Bizim gitmediğimiz Yeraltının Gizi, Kaçakçılık, Çikolata, Konyak, Kahraman Savunma, Bleschunov ve Yahudi Müzeleri'nin dışında Privoz'un karşısındaki Hayvanat Bahçesi ve Lanzehorn plajındaki Yunus Gösterisi Merkezi ve Odessa Sirki tercihlere göre gidilebilecek diğer yerler. Bizim zamanımız her zamanki gibi hepsini yapmaya uygun değildi, gerek de yok zaten.

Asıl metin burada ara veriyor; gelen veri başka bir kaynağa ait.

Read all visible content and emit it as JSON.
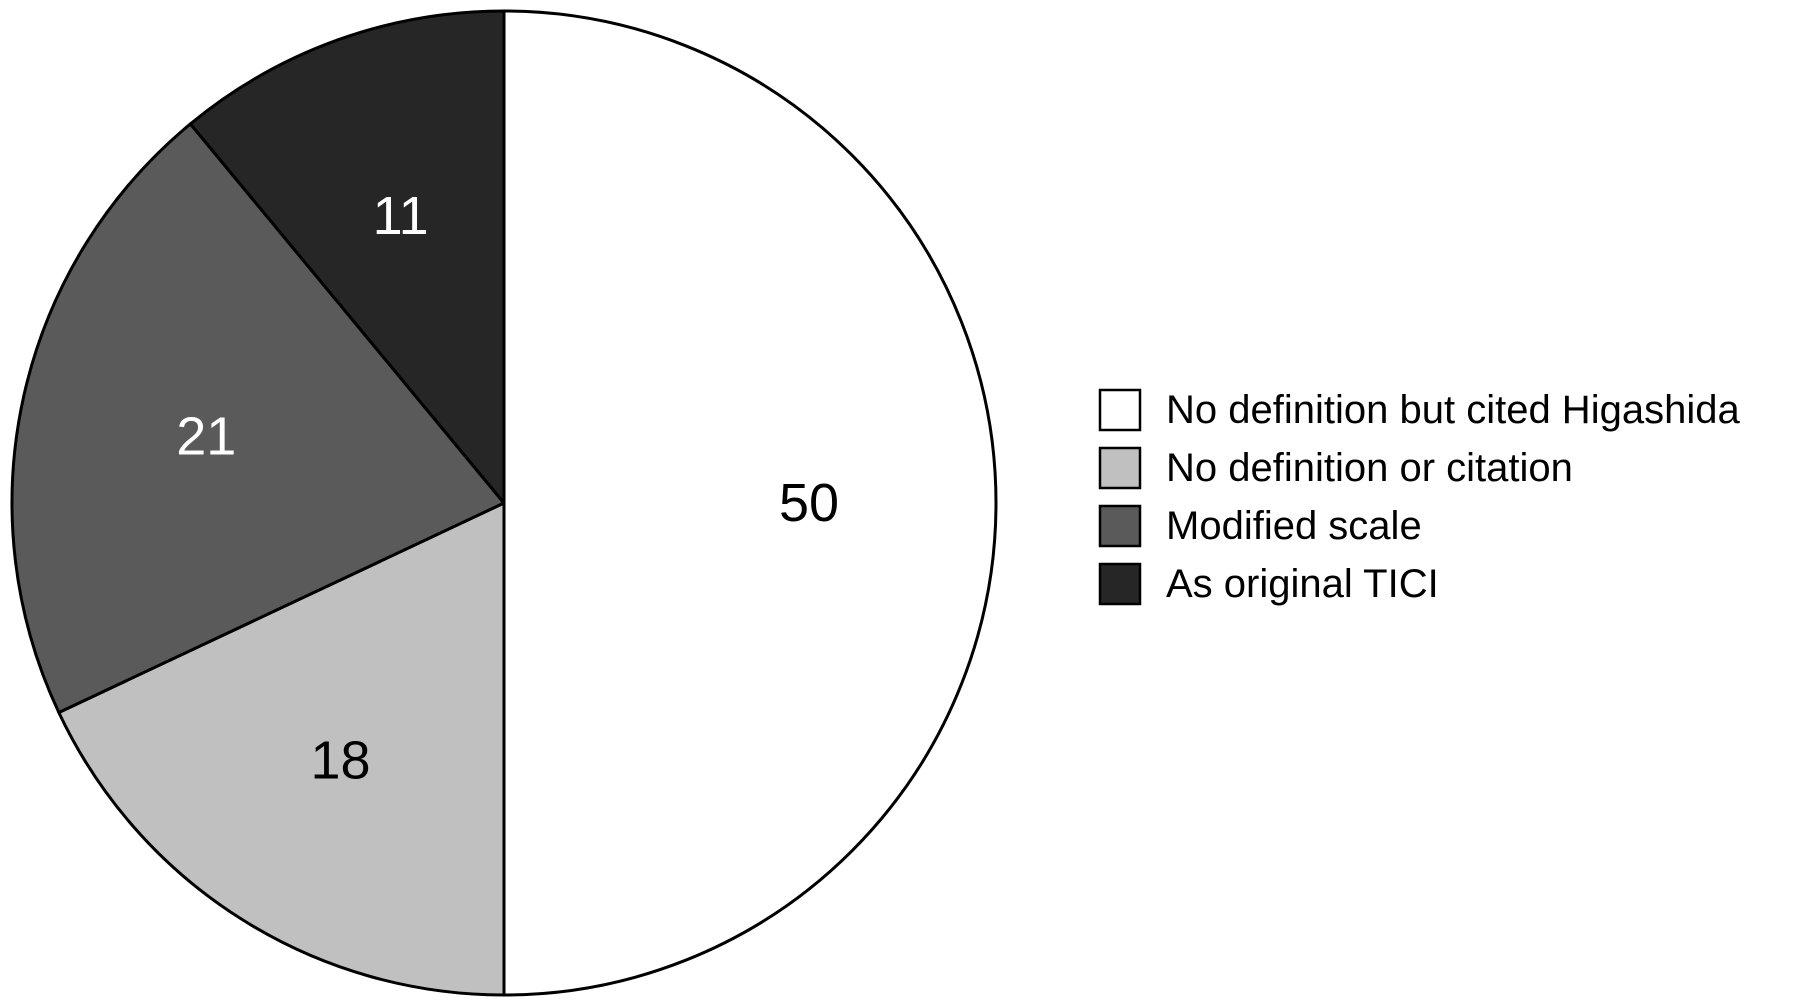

Dönerken hava limanına taksi tuttuk, pazarlıkla gayet uyguna gidilebiliyor. Ama boşluğuma geldi ve online check-in imi yaptıramadım, daha doğrusu site hata verdi ve orada hallederim dedim ama bu kararım sonucunda Ryan Air'den kötü bir kazık yemiş oldum. 150 € check-in parası aldılar. Siz siz olun boşluğunuza gelmesin, masalarda check-in açılmadan önce halledin işinizi, bilet kadar para ödedim, bir de üstüne üstlük sinirimden yanlış yerde sigara içtim ve polis bürosuna çekti beni, Allah'tan acıdı da herhalde kesmedi ceza. Maceralı bir kapanış seremonisi oldu.